Читать книгу Gott der Philosophen - Wilhelm Weischedel - Страница 51

2. Negative Theologie

Оглавление

Bedeutsam ist, daß all diese Bezeichnungen, unter denen das Eine gefaßt werden soll, den Charakter von negativen Aussagen haben: Das Eine ist kein Seiendes und ist nicht Geist. Selbst die Kennzeichnung als des „Einen“ hat nur die Bedeutung einer „Negation in bezug auf das Viele“ (V 5, 6). Vom Einen können wir also nur „sagen, was es nicht ist; was es aber ist, sagen wir nicht“; es gibt von ihm „keinen Namen“, es ist „unsagbar“, ἄῤῥητον (V 3, 13f.). Schon, „daß es Eines ist, ist Unwahrheit“ (V 4, 1). Aber nicht nur kann es nicht ausgesagt werden; es gibt von ihm auch „ weder Erkenntnis noch Denken“ (V 3, 14). Wenn der Geist in seiner zwiefältigen Struktur „das Darüberhinaus denken will, … faßt er es in sich selbst als ein sich Vervielfältigendes“ (V 3, 11). Kein Wunder, daß Platin sagt, die Seele, wenn sie „ins Gestaltlose dringe, … fürchte, sie fasse ein Nichts“ (VI 9, 3), ja, daß er in aller Prägnanz von jenem Darüberhinaus, das von sich selber nicht einmal sagen kann: „Ich bin“, schreibt: „es ist nicht“ (VI 7, 38).

Hier wurzelt, was später als negative Theologie zu einem der wesentlichen Grundzüge der gesamten weiteren Geschichte der Philosophischen Theologie wird. Aber diese negative Theologie ist, wie sich schon bei Plotin zeigt, keine Theologie des Nichts. In ihren negativen Aussagen will sie zum Ausdruck bringen, daß das Göttliche „mehr und größer ist, als was von ihm gesagt wird, … höher als Wort und Geist“ (V 3, 14).

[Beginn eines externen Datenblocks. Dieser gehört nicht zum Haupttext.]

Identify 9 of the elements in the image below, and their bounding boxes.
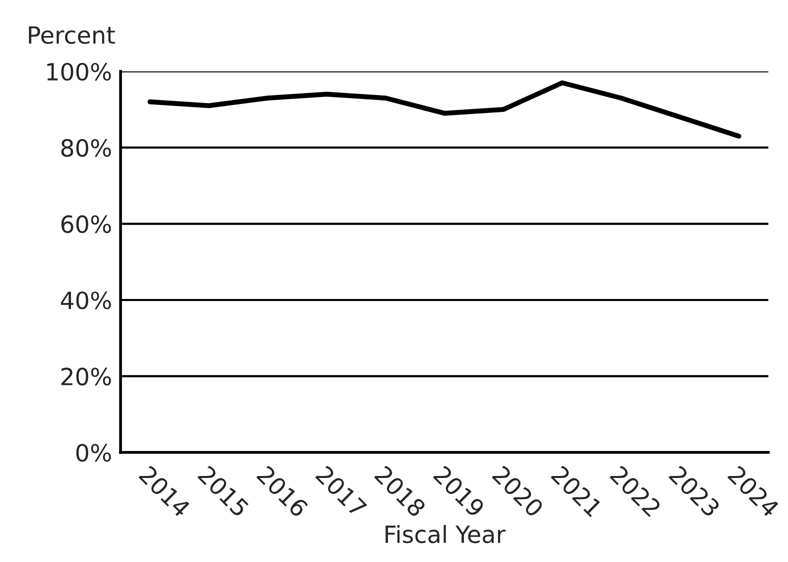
y-tick-label: 60% bbox=[61, 215, 111, 234]
line-series bbox=[148, 80, 742, 139]
y-tick-label: 20% bbox=[61, 368, 111, 386]
y-axis-title: Percent bbox=[28, 26, 115, 44]
y-tick-label: 100% bbox=[47, 62, 111, 81]
y-tick-label: 0% bbox=[76, 444, 111, 462]
y-tick-label: 40% bbox=[60, 291, 111, 310]
x-axis-title: Fiscal Year bbox=[386, 524, 506, 544]
y-tick-label: 80% bbox=[61, 139, 111, 157]
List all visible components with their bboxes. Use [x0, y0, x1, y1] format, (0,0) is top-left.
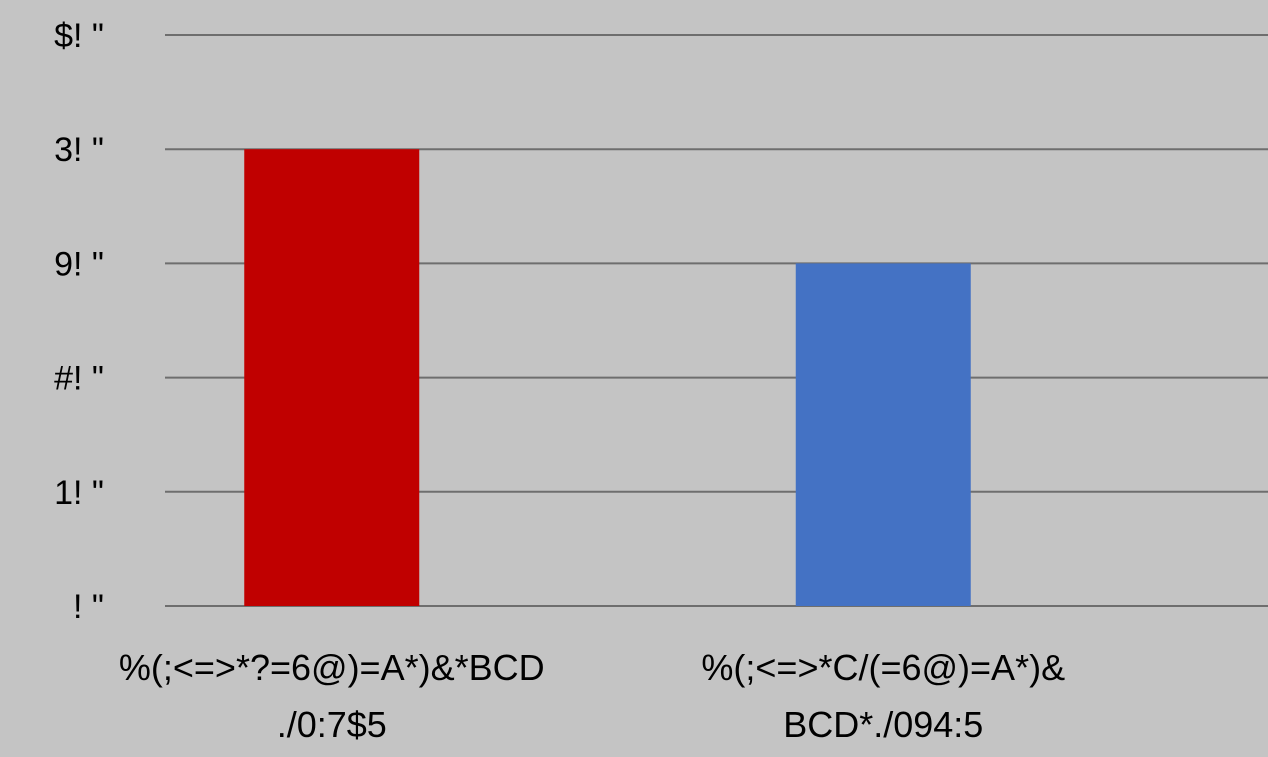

Plotin scheint freilich auch positive Aussagen über das Eine zu machen. So, wenn er es, ganz im Sinne der griechischen philosophischen Tradition, als ἀϱχή bezeichnet (V 3, 11), als den „Ursprung“, der „alles andere selbst umfaßt“ (V 5, 9) und von dem her „alles ist“ (1118, 9), als die „ Ursache von Leben, Geist und Sein“ (I 6, 7).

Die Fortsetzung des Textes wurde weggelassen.